Nickel/Cobalt Molybdate Hollow Rods Induced by Structure and Defect Engineering as Exceptional Electrode Materials for Hybrid Supercapacitor.
Dawei ChuXun ZhaoBoxin XiaoAlberto LibanoriYihao ZhouLichao TanHuiyuan MaHaijun PangXinming WangYanxia JiangJun ChenPublished in: Chemistry (Weinheim an der Bergstrasse, Germany) (2021)

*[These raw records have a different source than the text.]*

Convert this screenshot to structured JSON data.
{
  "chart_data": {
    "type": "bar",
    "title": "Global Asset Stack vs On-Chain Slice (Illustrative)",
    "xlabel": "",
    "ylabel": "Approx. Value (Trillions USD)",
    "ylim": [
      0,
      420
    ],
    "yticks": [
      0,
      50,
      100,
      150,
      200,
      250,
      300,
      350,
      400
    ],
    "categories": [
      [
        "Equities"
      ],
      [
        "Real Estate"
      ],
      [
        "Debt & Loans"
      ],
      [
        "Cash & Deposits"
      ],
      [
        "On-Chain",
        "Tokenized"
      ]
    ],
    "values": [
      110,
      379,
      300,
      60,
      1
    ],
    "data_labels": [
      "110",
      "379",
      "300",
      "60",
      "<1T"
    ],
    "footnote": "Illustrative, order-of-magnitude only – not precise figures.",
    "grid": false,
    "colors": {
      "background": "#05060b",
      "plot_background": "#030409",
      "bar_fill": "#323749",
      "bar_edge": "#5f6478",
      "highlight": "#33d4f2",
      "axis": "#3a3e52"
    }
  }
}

Oxygen defects and hollow structures positively impact pseudocapacitive properties of diffusion/surface-controlled processes, a component of critical importance when building high-performance supercapacitors. Hence, we fabricated hollow nickel/cobalt molybdate rods with O-defects (D-H-NiMoO4 @CoMoO4 ) through a soft-template and partial reduction method, enhancing D-H-NiMoO4 @CoMoO4 's electrochemical performance, yielding a specific capacitance of 1329 F g-1 , and demonstrating excellent durability with 95.8 % capacity retention after 3000 cycles. D-H-NiMoO4 @CoMoO4 was used as the positive electrode to construct an asymmetric supercapacitor, displaying an energy density of up to 34.13 Wh kg-1 and demonstrating good predisposition towards practical applications. This work presents an effective approach to fabricate and use hollow nickel/cobalt molybdate rods with O-defects as pseudocapacitor material for high-performance capacitive energy storage devices.